[PAST EVENT] Condensed Matter Seminar

May 4, 2015
3:30pm - 4:30pm
Location
Small Hall, Room 122
300 Ukrop Way
Williamsburg, VA 23185Map this location
Abstract:
The main subject of this talk is thermal transport in the disordered Fermi and electron liquids at low temperatures. I plan to start with a brief introduction to the physics of quantum corrections to conductivity in disordered systems and the phenomenology of the metal-insulator transition in two-dimensional electron systems. Then, I will contrast approaches to the calculation of electric and thermal transport. A principle difficulty for the description of thermal transport is that temperature is an internal parameter, and a temperature gradient does not correspond to an external ?mechanical? force like a the one originating from an electric potential. We use Luttinger?s gravitational potentials as sources for finding the heat density and its correlation function. For a comprehensive study, we extend the RG analysis developed for electric transport by including the gravitational potentials into the RG scheme.
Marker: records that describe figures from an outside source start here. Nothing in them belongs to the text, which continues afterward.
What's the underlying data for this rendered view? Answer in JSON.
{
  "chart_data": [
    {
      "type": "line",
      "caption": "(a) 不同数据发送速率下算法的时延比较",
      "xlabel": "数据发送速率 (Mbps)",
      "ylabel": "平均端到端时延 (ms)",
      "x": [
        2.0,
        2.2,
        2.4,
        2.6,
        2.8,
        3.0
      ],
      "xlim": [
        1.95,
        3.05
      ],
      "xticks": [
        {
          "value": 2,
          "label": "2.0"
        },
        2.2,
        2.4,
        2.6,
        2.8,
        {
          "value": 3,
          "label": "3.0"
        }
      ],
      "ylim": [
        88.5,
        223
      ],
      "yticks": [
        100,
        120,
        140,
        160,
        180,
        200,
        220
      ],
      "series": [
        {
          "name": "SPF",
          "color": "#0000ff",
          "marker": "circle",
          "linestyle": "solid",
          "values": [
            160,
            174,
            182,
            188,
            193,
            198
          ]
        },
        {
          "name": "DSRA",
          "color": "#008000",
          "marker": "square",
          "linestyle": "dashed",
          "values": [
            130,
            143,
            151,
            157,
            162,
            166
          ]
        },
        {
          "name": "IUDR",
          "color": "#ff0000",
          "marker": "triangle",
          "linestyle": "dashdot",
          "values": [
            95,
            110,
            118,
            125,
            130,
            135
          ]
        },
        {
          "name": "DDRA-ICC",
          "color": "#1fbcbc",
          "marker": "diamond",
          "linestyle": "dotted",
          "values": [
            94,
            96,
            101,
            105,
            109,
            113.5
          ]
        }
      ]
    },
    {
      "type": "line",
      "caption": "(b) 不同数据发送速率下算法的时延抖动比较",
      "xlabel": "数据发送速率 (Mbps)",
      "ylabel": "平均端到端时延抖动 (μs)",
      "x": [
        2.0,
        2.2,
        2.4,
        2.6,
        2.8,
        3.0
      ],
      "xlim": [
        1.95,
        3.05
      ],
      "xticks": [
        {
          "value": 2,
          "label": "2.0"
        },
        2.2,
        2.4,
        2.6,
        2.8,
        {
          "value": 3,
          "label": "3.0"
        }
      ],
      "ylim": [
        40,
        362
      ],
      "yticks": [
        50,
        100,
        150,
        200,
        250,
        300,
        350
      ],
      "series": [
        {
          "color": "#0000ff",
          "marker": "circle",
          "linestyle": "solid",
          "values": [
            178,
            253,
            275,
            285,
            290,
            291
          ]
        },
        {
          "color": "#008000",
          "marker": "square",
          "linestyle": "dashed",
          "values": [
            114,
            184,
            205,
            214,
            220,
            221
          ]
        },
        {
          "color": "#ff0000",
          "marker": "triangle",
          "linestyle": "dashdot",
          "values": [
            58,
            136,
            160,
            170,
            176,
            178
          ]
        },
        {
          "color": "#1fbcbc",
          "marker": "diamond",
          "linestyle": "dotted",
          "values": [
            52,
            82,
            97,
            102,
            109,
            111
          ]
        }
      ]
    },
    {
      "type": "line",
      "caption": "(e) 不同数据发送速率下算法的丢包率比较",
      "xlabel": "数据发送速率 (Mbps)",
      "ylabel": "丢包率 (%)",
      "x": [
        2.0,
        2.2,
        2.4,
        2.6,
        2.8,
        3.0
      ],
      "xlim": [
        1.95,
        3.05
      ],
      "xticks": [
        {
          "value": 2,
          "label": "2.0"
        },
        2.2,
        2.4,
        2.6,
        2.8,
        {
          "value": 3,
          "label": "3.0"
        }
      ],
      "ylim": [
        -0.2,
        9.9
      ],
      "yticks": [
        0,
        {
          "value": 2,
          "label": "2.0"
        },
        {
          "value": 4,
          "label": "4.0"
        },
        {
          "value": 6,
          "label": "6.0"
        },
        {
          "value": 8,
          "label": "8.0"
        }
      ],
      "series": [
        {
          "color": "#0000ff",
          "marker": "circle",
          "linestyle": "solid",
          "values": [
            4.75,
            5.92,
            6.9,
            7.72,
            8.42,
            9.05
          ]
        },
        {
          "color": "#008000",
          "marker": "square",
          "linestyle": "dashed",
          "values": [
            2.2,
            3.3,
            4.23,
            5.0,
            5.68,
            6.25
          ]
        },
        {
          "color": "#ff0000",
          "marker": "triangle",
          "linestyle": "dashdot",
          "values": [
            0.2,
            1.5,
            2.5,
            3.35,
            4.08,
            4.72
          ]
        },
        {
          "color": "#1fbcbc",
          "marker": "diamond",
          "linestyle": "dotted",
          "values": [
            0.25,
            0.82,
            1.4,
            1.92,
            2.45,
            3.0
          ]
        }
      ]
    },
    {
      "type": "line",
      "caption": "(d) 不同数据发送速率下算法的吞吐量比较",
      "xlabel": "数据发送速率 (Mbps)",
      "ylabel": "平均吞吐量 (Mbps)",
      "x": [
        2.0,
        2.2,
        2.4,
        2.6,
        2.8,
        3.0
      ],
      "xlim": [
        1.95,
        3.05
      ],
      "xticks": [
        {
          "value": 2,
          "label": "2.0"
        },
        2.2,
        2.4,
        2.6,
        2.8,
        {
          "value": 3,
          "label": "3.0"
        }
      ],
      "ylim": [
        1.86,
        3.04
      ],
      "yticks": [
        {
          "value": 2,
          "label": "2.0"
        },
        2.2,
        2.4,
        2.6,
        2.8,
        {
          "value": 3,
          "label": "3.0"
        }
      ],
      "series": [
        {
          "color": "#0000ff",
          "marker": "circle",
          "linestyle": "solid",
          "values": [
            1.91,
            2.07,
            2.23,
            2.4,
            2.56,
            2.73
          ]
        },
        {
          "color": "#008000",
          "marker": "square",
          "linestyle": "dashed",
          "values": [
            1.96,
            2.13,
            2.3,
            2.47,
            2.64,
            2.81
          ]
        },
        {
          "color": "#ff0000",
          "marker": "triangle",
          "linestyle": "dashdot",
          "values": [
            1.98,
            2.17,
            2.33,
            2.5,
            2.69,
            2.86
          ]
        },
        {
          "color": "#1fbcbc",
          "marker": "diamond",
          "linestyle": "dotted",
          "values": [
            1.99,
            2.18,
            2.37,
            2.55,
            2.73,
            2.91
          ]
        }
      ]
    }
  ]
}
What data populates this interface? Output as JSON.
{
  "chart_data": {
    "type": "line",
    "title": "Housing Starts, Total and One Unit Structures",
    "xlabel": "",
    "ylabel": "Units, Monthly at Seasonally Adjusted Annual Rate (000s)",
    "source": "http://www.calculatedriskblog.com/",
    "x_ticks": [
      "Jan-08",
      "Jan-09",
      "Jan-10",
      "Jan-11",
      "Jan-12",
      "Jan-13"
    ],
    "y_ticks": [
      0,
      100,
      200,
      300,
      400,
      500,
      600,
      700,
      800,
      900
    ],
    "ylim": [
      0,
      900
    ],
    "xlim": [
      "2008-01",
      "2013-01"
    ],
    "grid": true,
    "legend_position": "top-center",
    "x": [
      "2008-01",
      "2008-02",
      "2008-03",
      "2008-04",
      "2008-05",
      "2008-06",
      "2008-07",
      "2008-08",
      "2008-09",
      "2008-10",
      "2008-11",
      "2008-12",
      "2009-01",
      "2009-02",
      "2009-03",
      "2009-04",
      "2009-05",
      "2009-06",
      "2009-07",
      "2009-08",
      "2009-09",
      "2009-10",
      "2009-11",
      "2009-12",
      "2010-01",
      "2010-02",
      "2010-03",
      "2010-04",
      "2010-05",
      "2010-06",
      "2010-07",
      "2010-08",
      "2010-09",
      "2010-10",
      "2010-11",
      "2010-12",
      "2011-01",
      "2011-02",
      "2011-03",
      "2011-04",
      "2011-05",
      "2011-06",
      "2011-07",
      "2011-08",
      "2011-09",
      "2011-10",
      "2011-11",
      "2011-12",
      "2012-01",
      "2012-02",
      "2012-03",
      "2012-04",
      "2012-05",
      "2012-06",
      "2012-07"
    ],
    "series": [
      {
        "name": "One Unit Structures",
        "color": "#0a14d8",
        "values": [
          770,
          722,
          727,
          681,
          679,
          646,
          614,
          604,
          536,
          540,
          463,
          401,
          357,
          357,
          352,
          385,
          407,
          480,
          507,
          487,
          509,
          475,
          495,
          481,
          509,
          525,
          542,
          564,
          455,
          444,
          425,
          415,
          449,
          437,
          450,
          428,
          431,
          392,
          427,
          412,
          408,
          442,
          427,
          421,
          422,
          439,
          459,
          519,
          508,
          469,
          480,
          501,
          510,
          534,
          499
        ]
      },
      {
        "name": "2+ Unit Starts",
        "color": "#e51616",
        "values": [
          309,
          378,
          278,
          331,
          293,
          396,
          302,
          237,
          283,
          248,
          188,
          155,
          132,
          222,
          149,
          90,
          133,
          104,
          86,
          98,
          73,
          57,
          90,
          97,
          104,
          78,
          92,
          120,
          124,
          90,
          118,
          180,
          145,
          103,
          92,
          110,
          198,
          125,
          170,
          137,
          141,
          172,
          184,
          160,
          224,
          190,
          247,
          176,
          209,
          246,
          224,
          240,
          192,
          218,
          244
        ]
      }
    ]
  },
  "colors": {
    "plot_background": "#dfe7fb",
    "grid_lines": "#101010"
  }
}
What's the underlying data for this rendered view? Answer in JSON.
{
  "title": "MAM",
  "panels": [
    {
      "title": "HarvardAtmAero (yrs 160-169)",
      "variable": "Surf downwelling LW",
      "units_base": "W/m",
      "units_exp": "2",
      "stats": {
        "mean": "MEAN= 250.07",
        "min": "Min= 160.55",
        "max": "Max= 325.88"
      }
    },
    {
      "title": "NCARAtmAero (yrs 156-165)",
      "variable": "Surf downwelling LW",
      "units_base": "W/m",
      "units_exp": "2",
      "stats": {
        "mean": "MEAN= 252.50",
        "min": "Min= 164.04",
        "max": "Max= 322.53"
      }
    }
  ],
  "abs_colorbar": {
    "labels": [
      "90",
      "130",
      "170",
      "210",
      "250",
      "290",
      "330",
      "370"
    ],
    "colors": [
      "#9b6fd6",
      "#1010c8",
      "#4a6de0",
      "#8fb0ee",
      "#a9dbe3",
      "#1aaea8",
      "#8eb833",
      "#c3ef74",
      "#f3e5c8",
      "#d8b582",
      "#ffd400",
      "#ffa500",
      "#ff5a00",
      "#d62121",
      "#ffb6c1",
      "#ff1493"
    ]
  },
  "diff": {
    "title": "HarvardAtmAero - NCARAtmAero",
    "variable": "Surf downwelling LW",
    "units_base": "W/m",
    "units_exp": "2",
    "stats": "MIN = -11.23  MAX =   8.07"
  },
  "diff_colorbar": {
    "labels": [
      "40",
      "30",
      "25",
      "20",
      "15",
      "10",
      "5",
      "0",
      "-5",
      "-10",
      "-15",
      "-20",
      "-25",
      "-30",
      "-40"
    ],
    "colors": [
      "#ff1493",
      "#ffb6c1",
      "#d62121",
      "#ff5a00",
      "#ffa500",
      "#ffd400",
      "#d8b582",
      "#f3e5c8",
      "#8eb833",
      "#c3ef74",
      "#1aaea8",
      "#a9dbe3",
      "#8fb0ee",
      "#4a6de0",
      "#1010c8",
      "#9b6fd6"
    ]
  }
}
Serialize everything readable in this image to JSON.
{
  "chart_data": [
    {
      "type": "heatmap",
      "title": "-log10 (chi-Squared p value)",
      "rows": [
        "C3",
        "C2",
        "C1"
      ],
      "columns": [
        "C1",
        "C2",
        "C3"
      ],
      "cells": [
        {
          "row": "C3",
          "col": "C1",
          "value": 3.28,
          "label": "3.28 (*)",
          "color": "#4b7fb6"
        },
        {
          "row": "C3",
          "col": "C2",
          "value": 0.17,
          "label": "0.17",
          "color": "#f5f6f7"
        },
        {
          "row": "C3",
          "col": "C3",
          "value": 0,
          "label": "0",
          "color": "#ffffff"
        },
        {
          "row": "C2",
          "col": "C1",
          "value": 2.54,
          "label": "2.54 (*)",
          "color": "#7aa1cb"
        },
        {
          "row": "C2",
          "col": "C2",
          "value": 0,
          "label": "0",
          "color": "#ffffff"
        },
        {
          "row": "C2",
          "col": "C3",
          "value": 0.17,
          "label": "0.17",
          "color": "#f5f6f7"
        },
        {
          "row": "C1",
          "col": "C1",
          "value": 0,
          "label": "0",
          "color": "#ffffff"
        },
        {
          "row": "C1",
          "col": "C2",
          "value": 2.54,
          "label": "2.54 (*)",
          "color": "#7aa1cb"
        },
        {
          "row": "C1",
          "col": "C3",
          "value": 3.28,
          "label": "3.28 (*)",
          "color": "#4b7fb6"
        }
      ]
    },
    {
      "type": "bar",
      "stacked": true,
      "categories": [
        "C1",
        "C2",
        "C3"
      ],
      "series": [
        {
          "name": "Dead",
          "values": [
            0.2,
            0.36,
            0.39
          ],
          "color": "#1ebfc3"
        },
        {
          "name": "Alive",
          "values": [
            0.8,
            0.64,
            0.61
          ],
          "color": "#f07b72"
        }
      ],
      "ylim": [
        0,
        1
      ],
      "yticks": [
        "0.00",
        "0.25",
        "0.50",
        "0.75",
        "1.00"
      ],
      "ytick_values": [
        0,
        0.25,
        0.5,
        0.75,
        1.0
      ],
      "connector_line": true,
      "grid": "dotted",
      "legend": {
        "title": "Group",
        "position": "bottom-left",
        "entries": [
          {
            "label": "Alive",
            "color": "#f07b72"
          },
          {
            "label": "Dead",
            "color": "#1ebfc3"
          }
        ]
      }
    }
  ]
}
The analysis reveals that for the disordered Fermi liquid the Wiedemann-Franz law remains valid even in the presence of quantum corrections caused by the interplay of diffusion modes and the electron-electron interaction. For the disordered electron liquid we additionally analyze inelastic processes induced by the Coulomb interaction at sub-temperature energies. While the general form of the correlation function has to be compatible with energy conservation, these inelastic processes are at the origin of logarithmic corrections violating the Wiedemann-Franz law.